Not that long ago a write a bit on ‘hiring omnivores‘ trying to highlight again that we need to rethink the way we hire people if we want the advertising of the future to be any different than the advertising we’ve grown up with. And which we hate, or at least most of it. It’s not even a new idea, read on what Bill Bernbach wrote when he resigned from Grey long time ago:
“There are a lot of great technicians in advertising. And unfortunately they talk the best game. They know all the rules. They can tell you that people in an ad will get you greater readership. They can tell you that a sentence should be this sort or that long. They can tell you that body copy should be broken up for easier reading. They can give you fact after fact after fact. They are the scientists of advertising. But there’s one little rub. Advertising is fundamentally persuasion and persuasion happens to be not a science, but an art.”
And he continues:
“In the past year I must have interviewed about 80 people – writers and artists. Many of them were from the so-called giants of the agency field. It was appalling to see how few of these people were genuinely creative. Sure, they had advertising know-how. Yes, they were up on advertising technique. But look beneath the technique and what did you find? A sameness, a mental weariness, a mediocrity of ideas. But they could defend every ad on the basis that it obeyed the rules of advertising. It was like worshiping a ritual instead of the God.”
All of this ain’t really new and yet very little agencies hire differently. Agencies hire out of other agencies, people are presented to the same type of ‘tests’ everywhere, test that need to reassure that the people hired know their ad basics.
And it goes beyond that. Not only is it interesting to hire different kind of people than what you would regularly find in advertising, it’s also interesting to hire people that haven’t followed a clear path. People that have been in various jobs with various experiences as they will use of all those learnings on the job. When Ian Fitzpatrick (Chief Strategy Office at Almighty) wrote about his 5 provocations, the fact that his experience before landing the job was all but planning-related made him stronger.
“If I impart nothing else today, I’d like to convince you that there are many paths up the mountain. Most of you are going to be graduating soon, with an advanced degree in advertising. I imagine that many, if not most, of you imagine that you’ll take a junior planning role at a large agency, work your way up to Planner, to Senior Planner, VP of Planning/Strategy, etc. I’m not here to suggest that this is the wrong path for you, just that it’s not the only one.”

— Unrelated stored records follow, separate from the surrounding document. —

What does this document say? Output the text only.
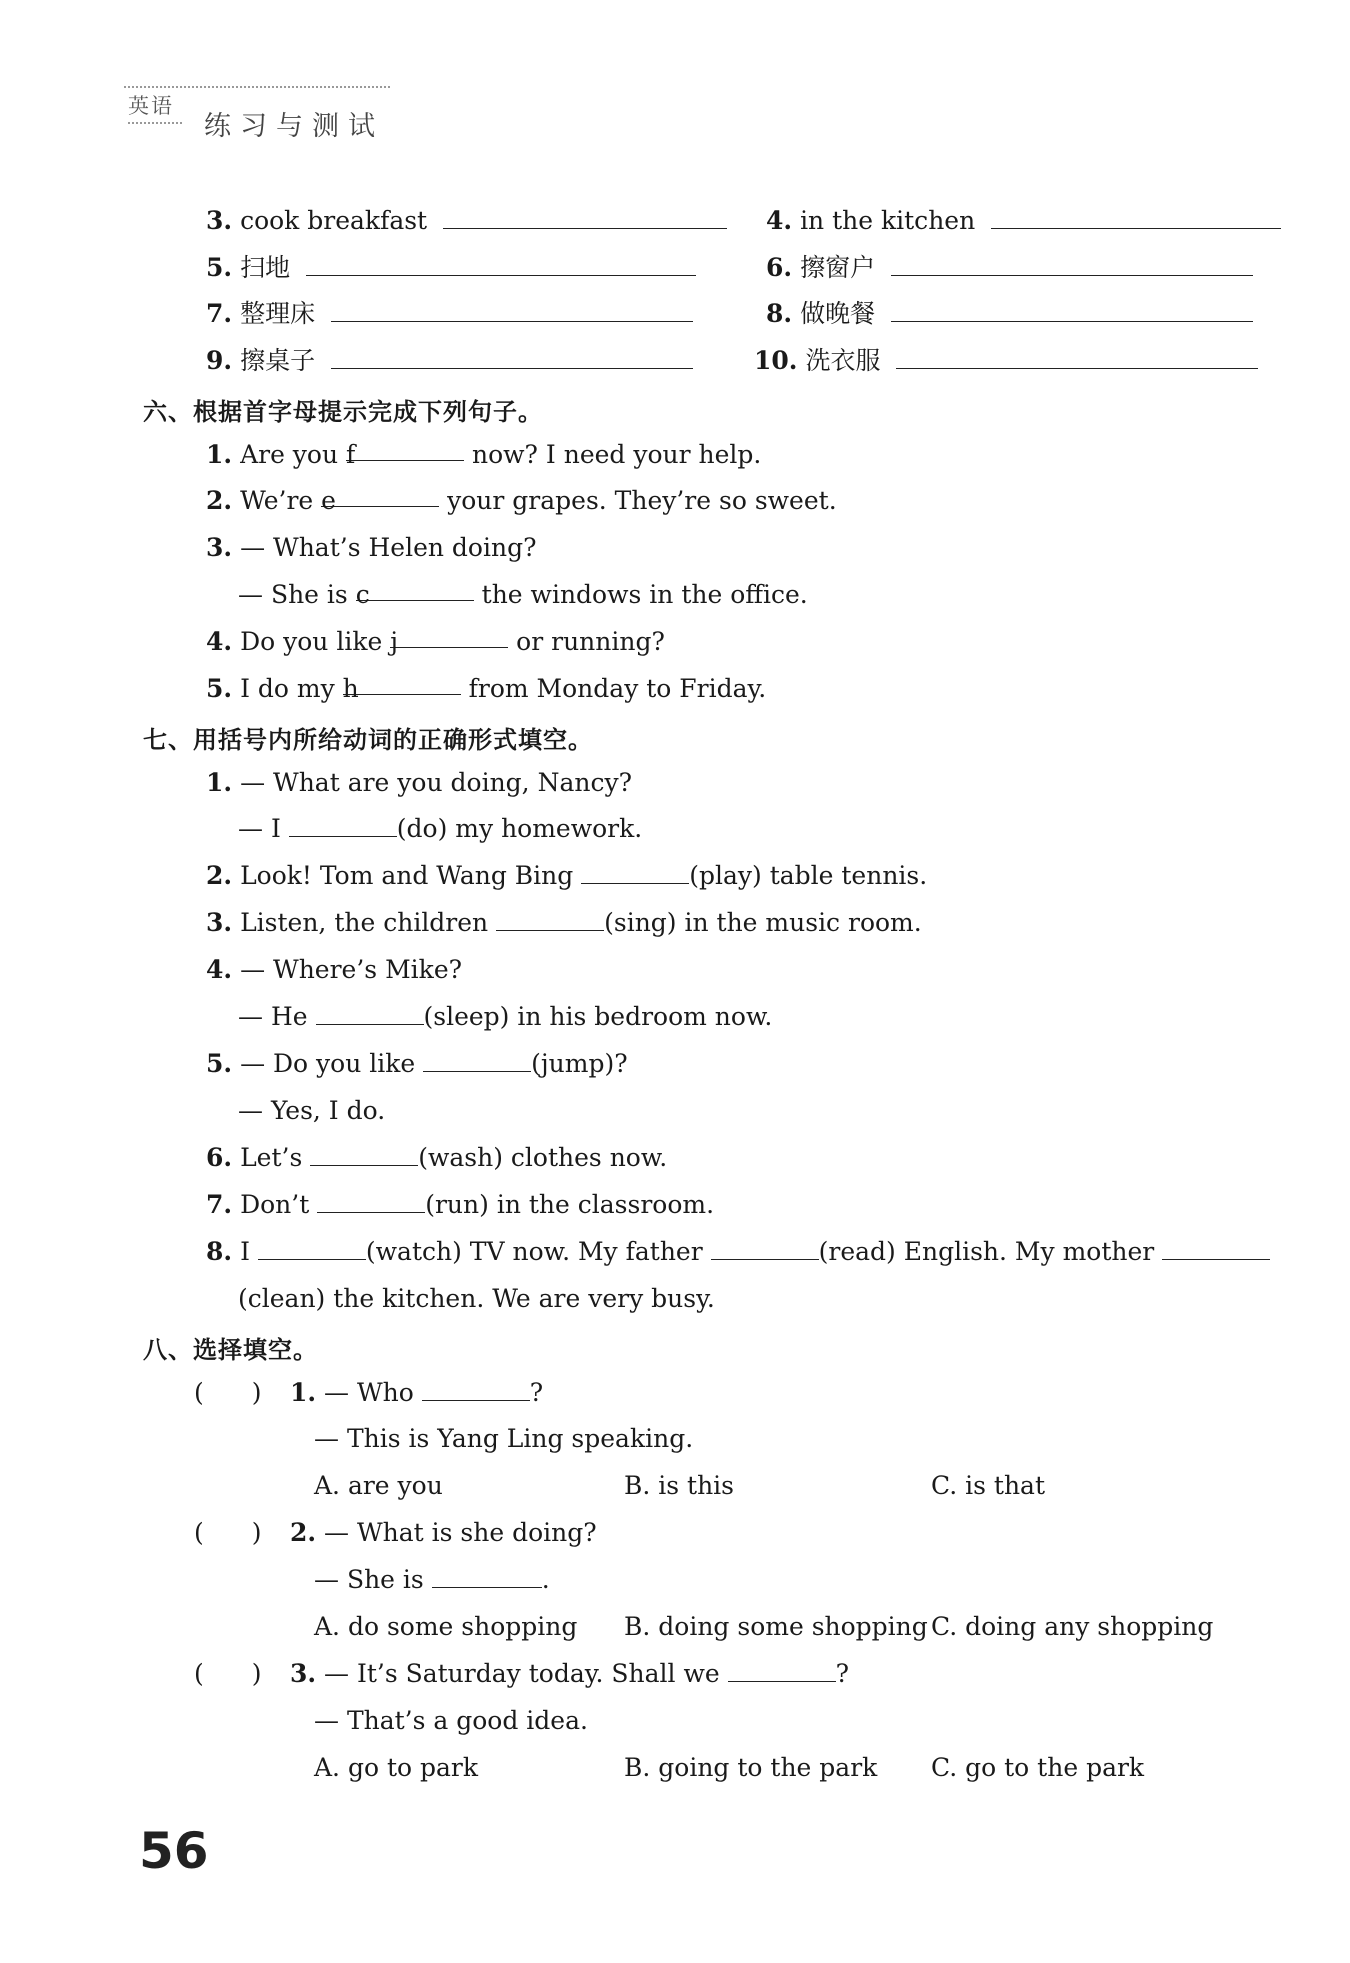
英语
练习与测试
3. cook breakfast	4. in the kitchen
5. 扫地	6. 擦窗户
7. 整理床	8. 做晚餐
9. 擦桌子	10. 洗衣服
六、根据首字母提示完成下列句子。
1. Are you f	now? I need your help.
2. We’re e	your grapes. They’re so sweet.
3. — What’s Helen doing?
— She is c	the windows in the office.
4. Do you like j	or running?
5. I do my h	from Monday to Friday.
七、用括号内所给动词的正确形式填空。
1. — What are you doing, Nancy?
— I	(do) my homework.
2. Look! Tom and Wang Bing	(play) table tennis.
3. Listen, the children	(sing) in the music room.
4. — Where’s Mike?
— He	(sleep) in his bedroom now.
5. — Do you like	(jump)?
— Yes, I do.
6. Let’s	(wash) clothes now.
7. Don’t	(run) in the classroom.
8. I	(watch) TV now. My father	(read) English. My mother
(clean) the kitchen. We are very busy.
八、选择填空。
( ) 1. — Who	?
— This is Yang Ling speaking.
A. are you	B. is this	C. is that
( ) 2. — What is she doing?
— She is	.
A. do some shopping B. doing some shopping C. doing any shopping
( ) 3. — It’s Saturday today. Shall we	?
— That’s a good idea.
A. go to park	B. going to the park C. go to the park
56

Never underestimate the potential impact it can have to mix very different type of people with various backgrounds together. How can you in advertising, or anywhere else for that matter, trying to solve problems in a different way when you’re trying to solve it with the same people that tried to solve it years ago.
And not just agency side for that matter. I remember Guillaume (one of our agency’s founders) writing a few years ago:
“The lesson is this: If you want something new to happen, ask it to people with zero experience. Chances they come up with more of the same are small.”
Think about it. Who did you hire recently that didn’t immediatly seem to fit in? Who did you hire recently that you would have to define his/her role on the job, because it doesn’t exist yet.